Der Mord in Freiburg wurde hineingerührt in die politische Debatte

Das Verbrechen an seiner Tochter ist von erschütternder Tragik; manche verwenden das Wort "Prüfung" für die Familie des Opfers. Es ist aber eine Prüfung für die Gesellschaft und ihre Humanität, eine Prüfung nämlich, ob sie der Familie weiterhin die Freiheit lässt, bei ihrem Glauben und ihren Überzeugungen zu bleiben. Für die Eltern ist der Mord keine Prüfung; er ist ein furchtbares Schicksal, das kein Gott verfügt hat.

Das Leid der Familie ist durch öffentlichen Hohn vergrößert worden: Da seht ihr, was ihr von eurer Humanität, was ihr von eurem Einsatz für die Flüchtlinge habt; das ist den Angehörigen des Opfers entgegengehalten worden. Es wurde bisweilen so getan, als seien sie und ihre angeblich falsche Humanität irgendwie mit schuld am Verbrechen. Auch die Pflegemutter des Flüchtlings wurde mit solchen Vorwürfen traktiert. Die Eltern des Opfers haben gleichwohl in ihrer Todesanzeige um Spenden für eine Initiative gebeten, die sich für einen gerechten Zugang zur Bildung einsetzt - auch für Flüchtlinge. Man wird stumm im Respekt vor dieser Haltung und der Größe, die so leidtragende Menschen zeigen.

Die öffentliche Debatte hatte diese Größe nicht. Der Mord in Freiburg wurde ungerührt hineingerührt in die Debatten zur Flüchtlingspolitik. Über den Freiburger Täter wurde geredet, als sei er der Prototyp des Flüchtlings, als sei er ein Grund dafür, sich mit Einzelschicksalen nicht mehr befassen zu müssen - um Flüchtlinge dann pauschal abzuschieben.

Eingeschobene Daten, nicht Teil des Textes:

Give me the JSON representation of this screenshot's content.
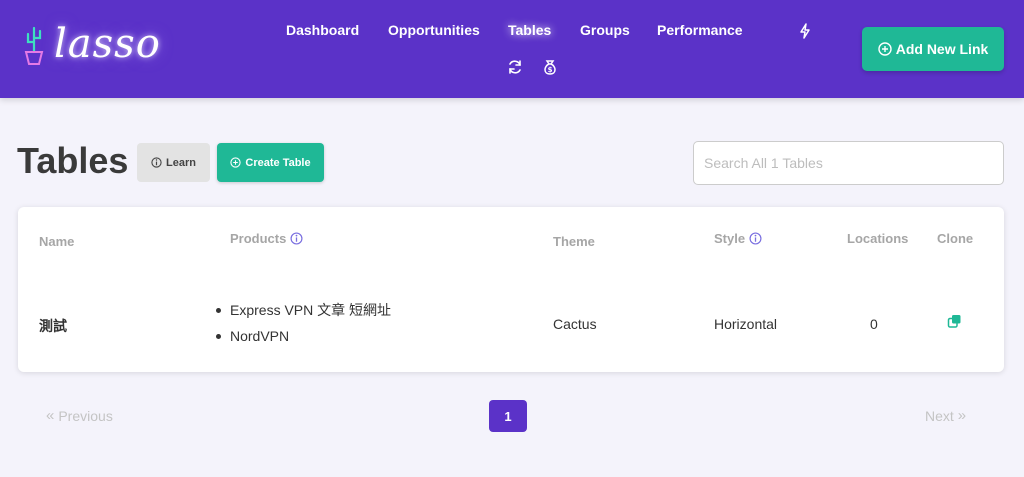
{
  "brand": {
    "logo_text": "lasso"
  },
  "nav": {
    "items": [
      {
        "label": "Dashboard"
      },
      {
        "label": "Opportunities"
      },
      {
        "label": "Tables"
      },
      {
        "label": "Groups"
      },
      {
        "label": "Performance"
      }
    ],
    "icons": [
      "bolt-icon",
      "refresh-icon",
      "money-bag-icon"
    ]
  },
  "header": {
    "add_button_label": "Add New Link"
  },
  "page": {
    "title": "Tables",
    "learn_label": "Learn",
    "create_label": "Create Table",
    "search_placeholder": "Search All 1 Tables"
  },
  "table": {
    "columns": {
      "name": "Name",
      "products": "Products",
      "theme": "Theme",
      "style": "Style",
      "locations": "Locations",
      "clone": "Clone"
    },
    "rows": [
      {
        "name": "測試",
        "products": [
          "Express VPN 文章 短網址",
          "NordVPN"
        ],
        "theme": "Cactus",
        "style": "Horizontal",
        "locations": "0"
      }
    ]
  },
  "pagination": {
    "previous_label": "Previous",
    "next_label": "Next",
    "current_page": "1"
  },
  "colors": {
    "primary": "#5b32c8",
    "accent": "#1fb896",
    "background": "#f4f3fb"
  }
}
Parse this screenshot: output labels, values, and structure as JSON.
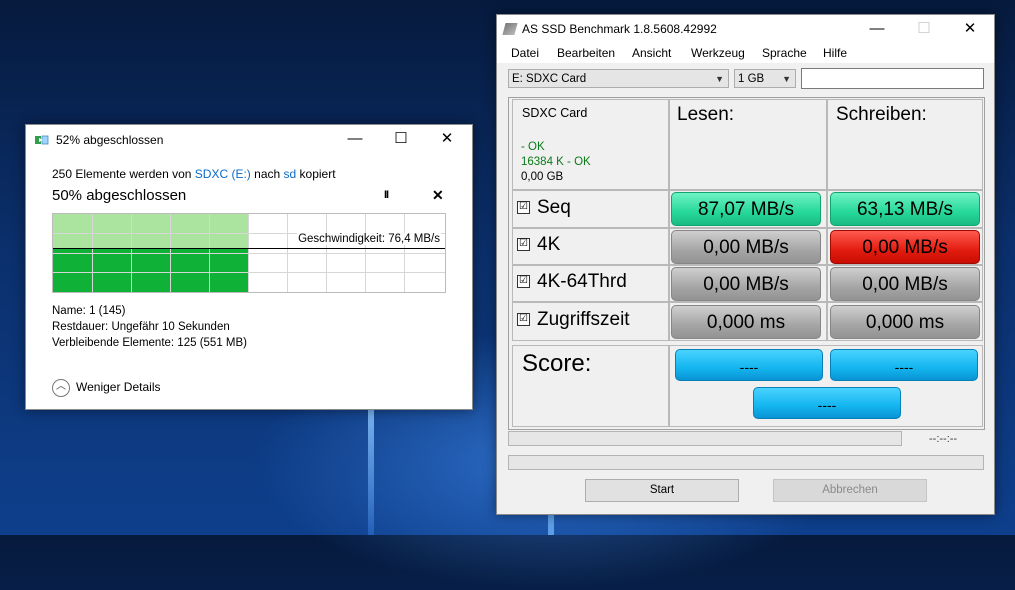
{
  "copy_dialog": {
    "title": "52% abgeschlossen",
    "desc_prefix": "250 Elemente werden von",
    "source": "SDXC (E:)",
    "desc_mid": "nach",
    "destination": "sd",
    "desc_suffix": "kopiert",
    "progress_title": "50% abgeschlossen",
    "progress_fraction": 0.5,
    "speed_label": "Geschwindigkeit: 76,4 MB/s",
    "pause_label": "II",
    "cancel_label": "✕",
    "name_line": "Name:  1 (145)",
    "remaining_time_line": "Restdauer:  Ungefähr 10 Sekunden",
    "remaining_items_line": "Verbleibende Elemente:  125 (551 MB)",
    "details_toggle": "Weniger Details",
    "colors": {
      "graph_light": "#a6e39a",
      "graph_dark": "#0fb236",
      "link": "#0a6bc8"
    }
  },
  "ssd_window": {
    "title": "AS SSD Benchmark 1.8.5608.42992",
    "menu": [
      "Datei",
      "Bearbeiten",
      "Ansicht",
      "Werkzeug",
      "Sprache",
      "Hilfe"
    ],
    "drive_select": "E: SDXC Card",
    "size_select": "1 GB",
    "device": {
      "name": "SDXC Card",
      "status1": " - OK",
      "status2": "16384 K - OK",
      "size": "0,00 GB"
    },
    "headers": {
      "read": "Lesen:",
      "write": "Schreiben:"
    },
    "rows": [
      {
        "label": "Seq",
        "checked": "☑",
        "read": "87,07 MB/s",
        "write": "63,13 MB/s"
      },
      {
        "label": "4K",
        "checked": "☑",
        "read": "0,00 MB/s",
        "write": "0,00 MB/s"
      },
      {
        "label": "4K-64Thrd",
        "checked": "☑",
        "read": "0,00 MB/s",
        "write": "0,00 MB/s"
      },
      {
        "label": "Zugriffszeit",
        "checked": "☑",
        "read": "0,000 ms",
        "write": "0,000 ms"
      }
    ],
    "score": {
      "label": "Score:",
      "read": "----",
      "write": "----",
      "total": "----"
    },
    "time": "--:--:--",
    "buttons": {
      "start": "Start",
      "abort": "Abbrechen"
    },
    "colors": {
      "green": "#26d89a",
      "grey": "#a5a5a5",
      "red": "#e31c10",
      "blue": "#13b5f0"
    }
  },
  "window_controls": {
    "minimize": "—",
    "maximize": "☐",
    "close": "✕"
  }
}
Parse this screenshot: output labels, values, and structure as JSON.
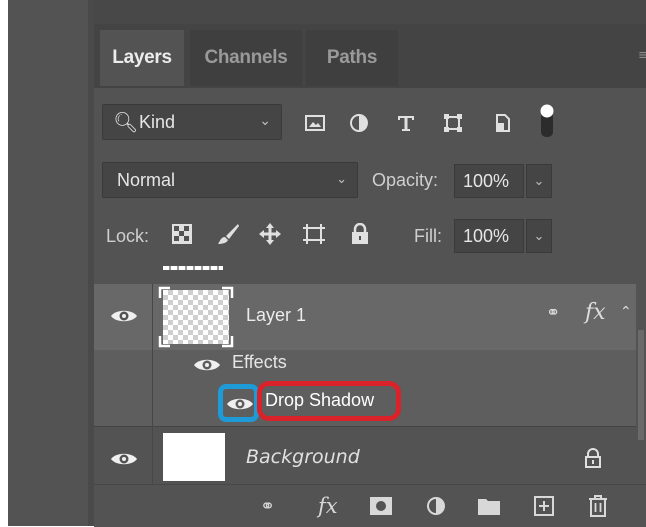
{
  "tabs": [
    {
      "label": "Layers",
      "active": true
    },
    {
      "label": "Channels",
      "active": false
    },
    {
      "label": "Paths",
      "active": false
    }
  ],
  "panel_menu_glyph": "≡",
  "filter": {
    "kind_label": "Kind",
    "icons": [
      "search-icon",
      "image-filter-icon",
      "adjustment-filter-icon",
      "type-filter-icon",
      "shape-filter-icon",
      "smart-object-filter-icon",
      "filter-toggle"
    ]
  },
  "blend": {
    "mode": "Normal",
    "opacity_label": "Opacity:",
    "opacity_value": "100%"
  },
  "lock": {
    "label": "Lock:",
    "fill_label": "Fill:",
    "fill_value": "100%"
  },
  "layers": [
    {
      "name": "Layer 1",
      "visible": true,
      "has_effects": true,
      "effects_label": "Effects",
      "effects": [
        {
          "name": "Drop Shadow",
          "visible": true
        }
      ]
    },
    {
      "name": "Background",
      "visible": true,
      "locked": true
    }
  ],
  "annotations": {
    "red_box_color": "#d9222a",
    "blue_box_color": "#1e9ad6"
  },
  "bottom_toolbar": [
    "link-layers-icon",
    "add-style-icon",
    "add-mask-icon",
    "new-adjustment-icon",
    "new-group-icon",
    "new-layer-icon",
    "delete-layer-icon"
  ]
}
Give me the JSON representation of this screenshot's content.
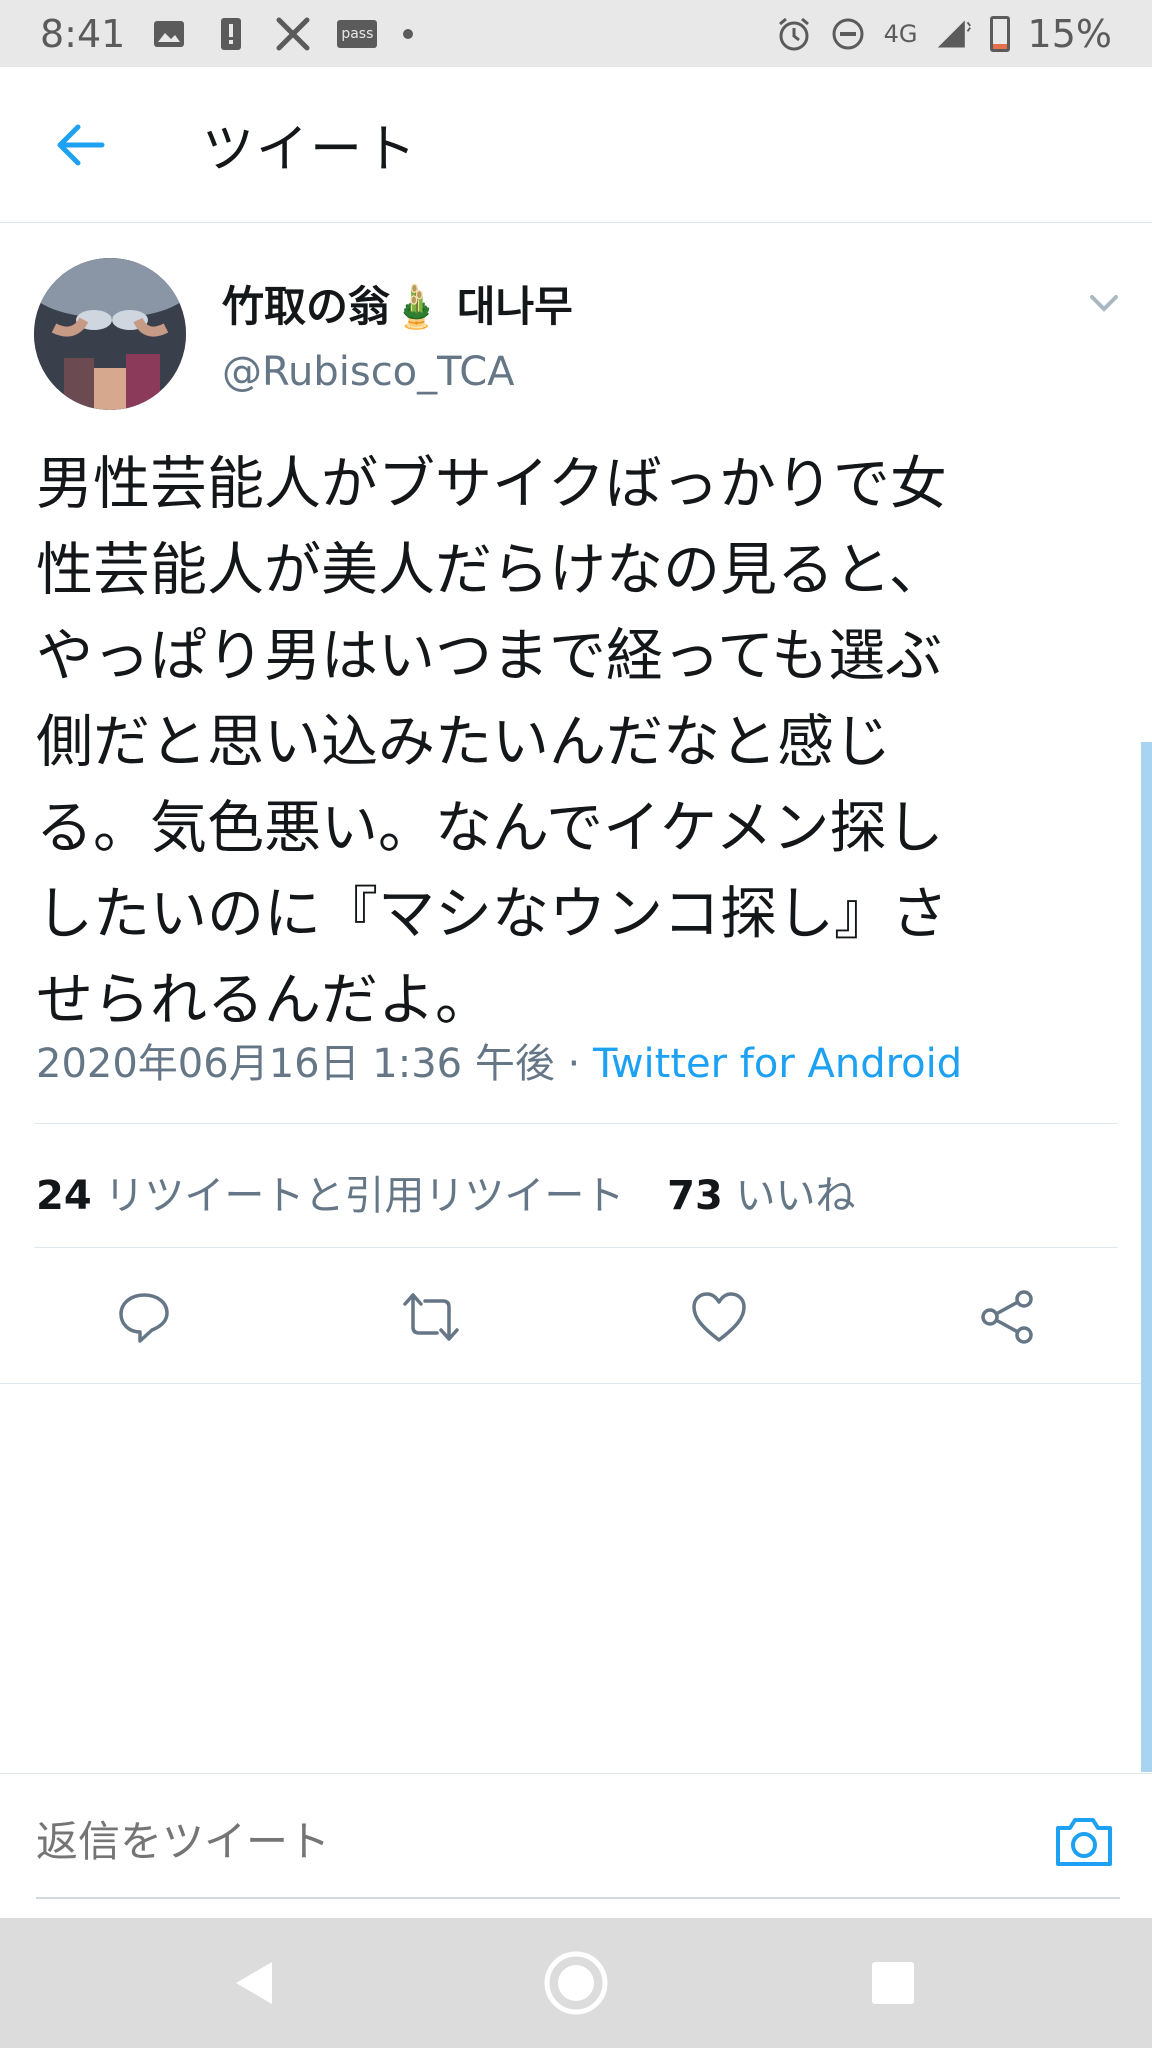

Das Urteil aus Freiburg und die Penibilität, mit der es zustande kam, ist ein Dokument des Rechtsstaats. Es urteilt nicht pauschal. Es urteilt akkurat über einen Menschen und sein abscheuliches Verbrechen. Es ist die Antwort, die das Strafgericht auf das Entsetzliche geben konnte. Der Prozess und das Urteil stabilisieren die Fundamente der Gesellschaft.